Iteration headroom. Recovery costs LLM calls. If you enable retry policies, raise embabel.agent.platform.toolloop.max-iterations so a turn that needs an extra round trip doesn’t run out of budget.

These settings are off-by-default so existing deployments using strong models behave exactly as before. Turn them on per-deployment when the model you’ve picked benefits from them.

Advanced: Custom LLM Integration

If you want to use a standard provider (Anthropic, OpenAI, DeepSeek, Mistral) with a

user-supplied key at runtime, see . That is the recommended path for BYOK scenarios. This section covers implementing LlmMessageSender from scratch for providers not otherwise supported by Embabel.

Embabel’s tool loop is framework-agnostic, allowing you to integrate any LLM provider by implementing the LlmMessageSender interface. This is useful when:

You want to use an LLM provider not supported by Spring AI
You need custom request/response handling
You’re integrating with a proprietary or internal LLM service

The LlmMessageSender Interface

The core abstraction is the LlmMessageSender functional interface:

@FunctionalInterface
public interface LlmMessageSender {
    LlmMessageResponse call(
        List<Message> messages,
        List<Tool> tools
    );
}

The implementation makes a single LLM inference call and returns the response. Importantly, it does not execute tools--it only returns any tool call requests from the LLM. Tool execution is handled by Embabel’s DefaultToolLoop.

Even more advanced control over tools execution is available - tools can be executed in parallel, controlled by ParallelToolLoop. In order to activate ParallelToolLoop, please set the following parameter:

embabel.agent.platform.toolloop.type=parallel

For full list of tool loop configuration parameters please refer to ToolLoopConfiguration.

Tool-Not-Found Recovery Policy

When the LLM calls a tool by a name that doesn’t exist in the available set, the behavior is controlled by ToolNotFoundPolicy.

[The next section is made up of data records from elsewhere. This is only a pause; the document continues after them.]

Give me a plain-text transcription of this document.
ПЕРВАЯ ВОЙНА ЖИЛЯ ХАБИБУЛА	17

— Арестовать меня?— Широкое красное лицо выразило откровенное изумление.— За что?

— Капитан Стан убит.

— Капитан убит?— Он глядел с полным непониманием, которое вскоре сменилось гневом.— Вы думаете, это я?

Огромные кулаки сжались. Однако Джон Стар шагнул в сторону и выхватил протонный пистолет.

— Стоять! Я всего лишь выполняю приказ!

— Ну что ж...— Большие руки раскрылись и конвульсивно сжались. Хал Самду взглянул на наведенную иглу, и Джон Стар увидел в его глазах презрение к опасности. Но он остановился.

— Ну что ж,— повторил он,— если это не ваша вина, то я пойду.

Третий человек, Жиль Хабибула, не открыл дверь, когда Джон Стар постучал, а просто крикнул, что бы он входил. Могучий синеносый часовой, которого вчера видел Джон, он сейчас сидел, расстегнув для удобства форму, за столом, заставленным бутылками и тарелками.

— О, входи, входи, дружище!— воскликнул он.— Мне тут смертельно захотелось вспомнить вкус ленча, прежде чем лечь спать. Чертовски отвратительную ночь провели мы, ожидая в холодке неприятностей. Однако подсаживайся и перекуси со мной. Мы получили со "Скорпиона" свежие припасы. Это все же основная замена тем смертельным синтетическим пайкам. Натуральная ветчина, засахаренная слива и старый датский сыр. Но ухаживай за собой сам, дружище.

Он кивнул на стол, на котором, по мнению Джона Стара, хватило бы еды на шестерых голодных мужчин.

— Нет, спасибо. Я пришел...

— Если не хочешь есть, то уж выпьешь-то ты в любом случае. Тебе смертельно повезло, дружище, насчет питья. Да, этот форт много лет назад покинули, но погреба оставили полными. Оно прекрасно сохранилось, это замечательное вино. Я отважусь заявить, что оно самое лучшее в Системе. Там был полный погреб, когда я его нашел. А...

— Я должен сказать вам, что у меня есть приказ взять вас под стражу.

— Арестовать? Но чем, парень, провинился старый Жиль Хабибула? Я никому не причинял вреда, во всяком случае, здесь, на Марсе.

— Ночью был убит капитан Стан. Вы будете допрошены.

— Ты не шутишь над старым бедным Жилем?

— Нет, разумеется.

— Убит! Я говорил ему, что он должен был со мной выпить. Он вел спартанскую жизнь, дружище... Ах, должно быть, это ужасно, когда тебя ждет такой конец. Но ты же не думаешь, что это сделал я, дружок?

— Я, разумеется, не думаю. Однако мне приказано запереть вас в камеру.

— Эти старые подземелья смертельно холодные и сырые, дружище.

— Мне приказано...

Two built-in policies are provided:

AutoCorrectionPolicy (default) — feeds the error back to the LLM so it can self-correct. Uses case-insensitive fuzzy matching to suggest corrections for hallucinated tool names (e.g., ragbot_vectorSearch → suggests vectorSearch). When multiple candidates match, all are listed. Throws ToolNotFoundException after 3 consecutive failures.
ImmediateThrowPolicy — throws ToolNotFoundException immediately.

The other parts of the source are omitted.